Con esas palabras, siempre las mismas, se dirigía a mí, desde que tuve dinero para comprar un coche, cuando sentía la llamada del amor primero, que la obligaba a buscar la compañía del polvo enamorado. Mi madre no había vuelto a estar bajo la encina que velaba el descanso eterno de un puñado de hombres asesinados por creer que había llegado el momento de acabar con tanta injusticia, desde el día en que la llevó don Lucio, por primera y última vez. Cuando mi madre y yo pisamos juntos la tierra que cobijaba a mi padre, habían pasado treinta y ocho años desde entonces.
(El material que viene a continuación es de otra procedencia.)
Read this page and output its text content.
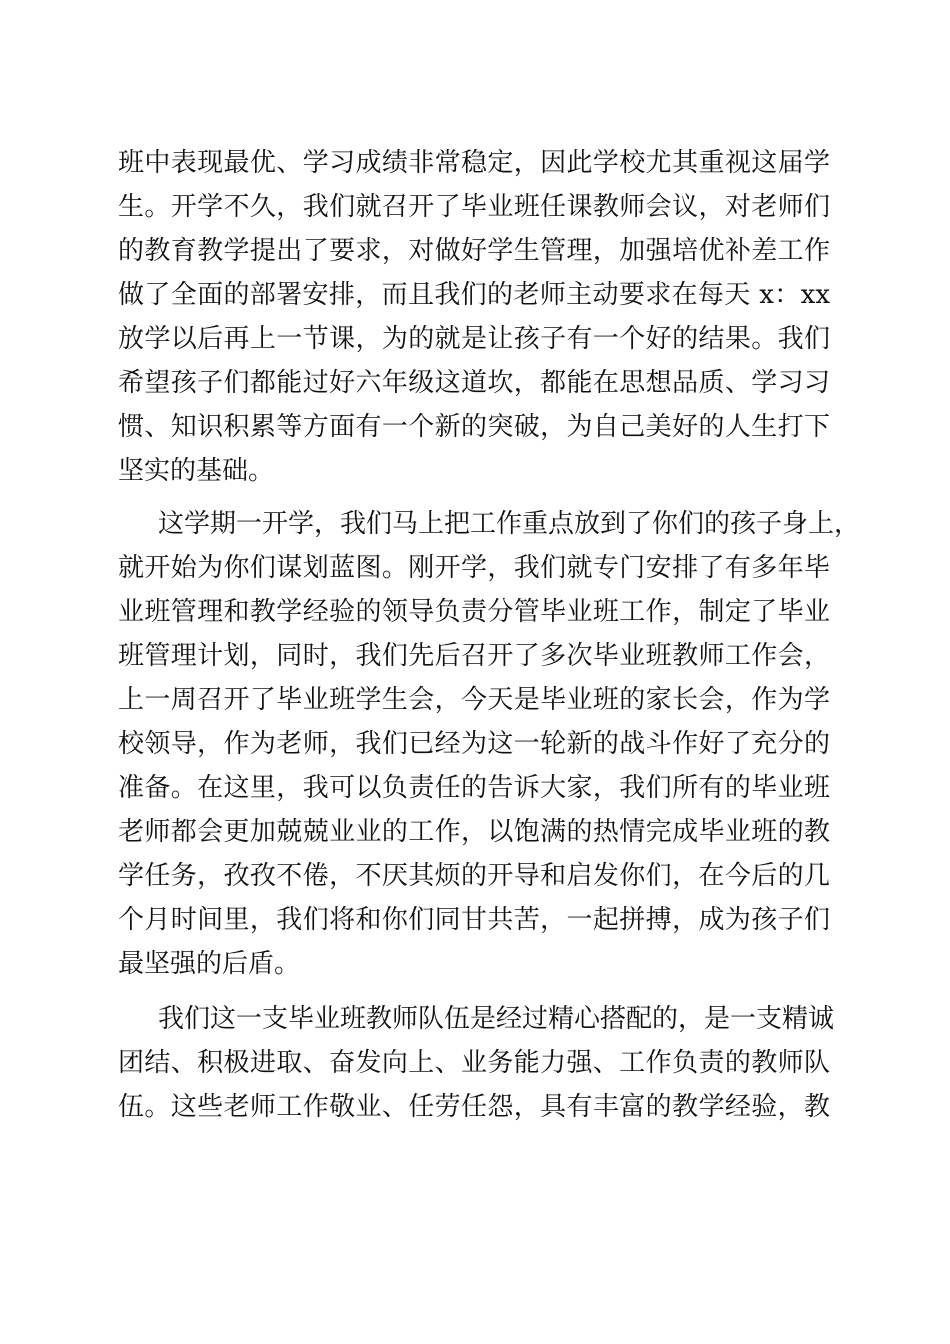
班中表现最优、学习成绩非常稳定，因此学校尤其重视这届学
生。开学不久，我们就召开了毕业班任课教师会议，对老师们
的教育教学提出了要求，对做好学生管理，加强培优补差工作
做了全面的部署安排，而且我们的老师主动要求在每天 x：xx
放学以后再上一节课，为的就是让孩子有一个好的结果。我们
希望孩子们都能过好六年级这道坎，都能在思想品质、学习习
惯、知识积累等方面有一个新的突破，为自己美好的人生打下
坚实的基础。
这学期一开学，我们马上把工作重点放到了你们的孩子身上，
就开始为你们谋划蓝图。刚开学，我们就专门安排了有多年毕
业班管理和教学经验的领导负责分管毕业班工作，制定了毕业
班管理计划，同时，我们先后召开了多次毕业班教师工作会，
上一周召开了毕业班学生会，今天是毕业班的家长会，作为学
校领导，作为老师，我们已经为这一轮新的战斗作好了充分的
准备。在这里，我可以负责任的告诉大家，我们所有的毕业班
老师都会更加兢兢业业的工作，以饱满的热情完成毕业班的教
学任务，孜孜不倦，不厌其烦的开导和启发你们，在今后的几
个月时间里，我们将和你们同甘共苦，一起拼搏，成为孩子们
最坚强的后盾。
我们这一支毕业班教师队伍是经过精心搭配的，是一支精诚
团结、积极进取、奋发向上、业务能力强、工作负责的教师队
伍。这些老师工作敬业、任劳任怨，具有丰富的教学经验，教
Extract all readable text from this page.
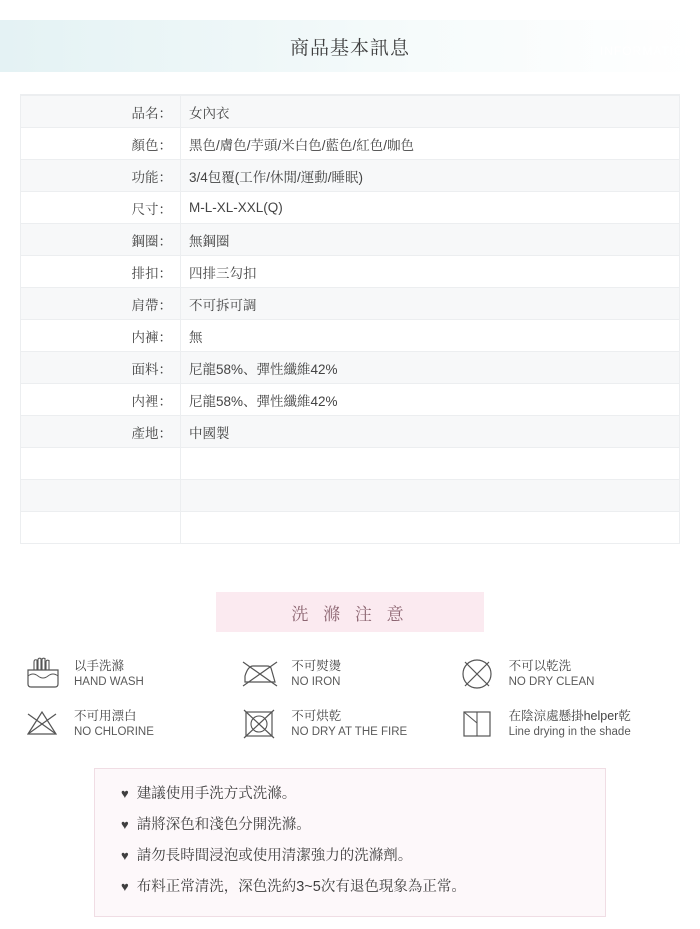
商品基本訊息	INFORMATION
品名：	女內衣
顏色：	黑色/膚色/芋頭/米白色/藍色/紅色/咖色
功能：	3/4包覆(工作/休閒/運動/睡眠)
尺寸：	M-L-XL-XXL(Q)
鋼圈：	無鋼圈
排扣：	四排三勾扣
肩帶：	不可拆可調
内褲：	無
面料：	尼龍58%、彈性纖維42%
内裡：	尼龍58%、彈性纖維42%
產地：	中國製

洗 滌 注 意
以手洗滌
HAND WASH
不可熨燙
NO IRON
不可以乾洗
NO DRY CLEAN
不可用漂白
NO CHLORINE
不可烘乾
NO DRY AT THE FIRE
在陰涼處懸掛helper乾
Line drying in the shade
♥ 建議使用手洗方式洗滌。
♥ 請將深色和淺色分開洗滌。
♥ 請勿長時間浸泡或使用清潔強力的洗滌劑。
♥ 布料正常清洗，深色洗約3~5次有退色現象為正常。
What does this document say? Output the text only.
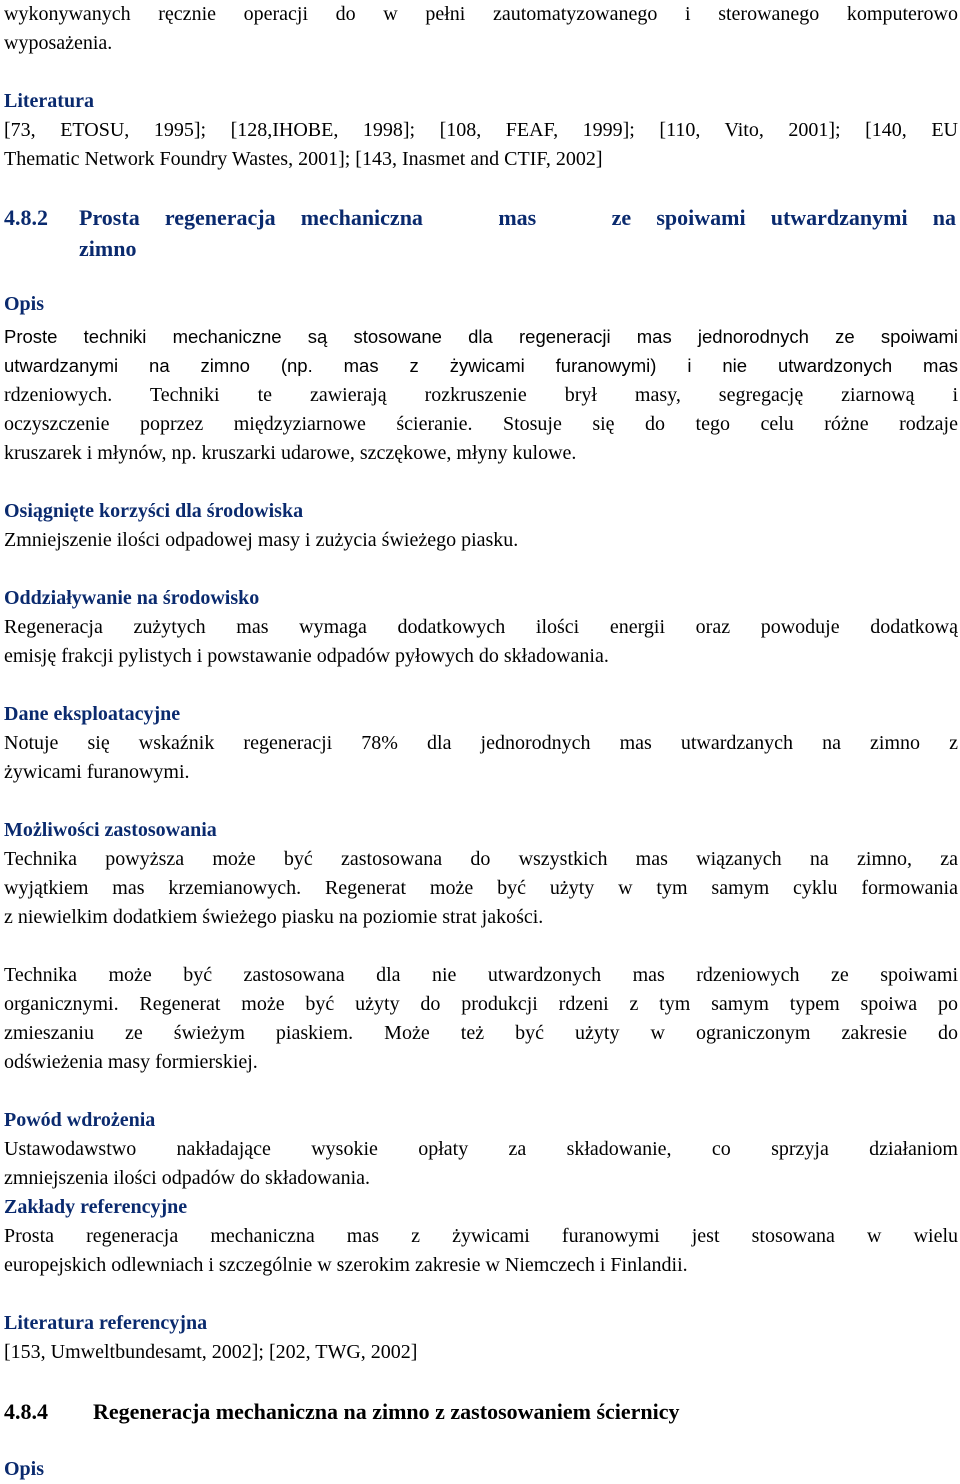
wykonywanych ręcznie operacji do w pełni zautomatyzowanego i sterowanego komputerowo
wyposażenia.
Literatura
[73, ETOSU, 1995]; [128,IHOBE, 1998]; [108, FEAF, 1999]; [110, Vito, 2001]; [140, EU
Thematic Network Foundry Wastes, 2001]; [143, Inasmet and CTIF, 2002]
4.8.2 Prosta regeneracja mechaniczna   mas   ze spoiwami utwardzanymi na
zimno
Opis
Proste techniki mechaniczne są stosowane dla regeneracji mas jednorodnych ze spoiwami
utwardzanymi na zimno (np. mas z żywicami furanowymi) i nie utwardzonych mas
rdzeniowych. Techniki te zawierają rozkruszenie brył masy, segregację ziarnową i
oczyszczenie poprzez międzyziarnowe ścieranie. Stosuje się do tego celu różne rodzaje
kruszarek i młynów, np. kruszarki udarowe, szczękowe, młyny kulowe.
Osiągnięte korzyści dla środowiska
Zmniejszenie ilości odpadowej masy i zużycia świeżego piasku.
Oddziaływanie na środowisko
Regeneracja zużytych mas wymaga dodatkowych ilości energii oraz powoduje dodatkową
emisję frakcji pylistych i powstawanie odpadów pyłowych do składowania.
Dane eksploatacyjne
Notuje się wskaźnik regeneracji 78% dla jednorodnych mas utwardzanych na zimno z
żywicami furanowymi.
Możliwości zastosowania
Technika powyższa może być zastosowana do wszystkich mas wiązanych na zimno, za
wyjątkiem mas krzemianowych. Regenerat może być użyty w tym samym cyklu formowania
z niewielkim dodatkiem świeżego piasku na poziomie strat jakości.
Technika może być zastosowana dla nie utwardzonych mas rdzeniowych ze spoiwami
organicznymi. Regenerat może być użyty do produkcji rdzeni z tym samym typem spoiwa po
zmieszaniu ze świeżym piaskiem. Może też być użyty w ograniczonym zakresie do
odświeżenia masy formierskiej.
Powód wdrożenia
Ustawodawstwo nakładające wysokie opłaty za składowanie, co sprzyja działaniom
zmniejszenia ilości odpadów do składowania.
Zakłady referencyjne
Prosta regeneracja mechaniczna mas z żywicami furanowymi jest stosowana w wielu
europejskich odlewniach i szczególnie w szerokim zakresie w Niemczech i Finlandii.
Literatura referencyjna
[153, Umweltbundesamt, 2002]; [202, TWG, 2002]
4.8.4 Regeneracja mechaniczna na zimno z zastosowaniem ściernicy
Opis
Era un día precioso de primavera, y el monte estaba cubierto de una alfombra de flores, muchas de ellas diminutas, a ras de suelo, que apenas se distinguían, una a una, pero que, juntas, formaban un tapiz que emborrachaba de colores nuestros ojos. Saqué del maletero una manta de campo, la extendí sobre la hierba y las flores y nos sentamos tranquilamente bajo la encina. Estábamos juntos los tres, unidos por el silencio, la paz y la distancia insalvable impuesta por la muerte.
Desde entonces, todos los años, un día espléndido de primavera, se repetía la misma escena. Este año ha sido el último, pues mi madre murió el mes pasado. Los últimos años, además de la manta de campo, yo llevaba en el maletero una silla pequeña de tijera, porque a ella le resultaba difícil y penoso sentarse directamente sobre la hierba. Mi madre murió sin haberse afiliado a la asociación, y me pidió que la convirtiera en ceniza. Mi madre, ceniza con sentido, y mi padre, polvo enamorado, descansan, por fin juntos, al pie de una encina, y esperan la llegada de la primavera.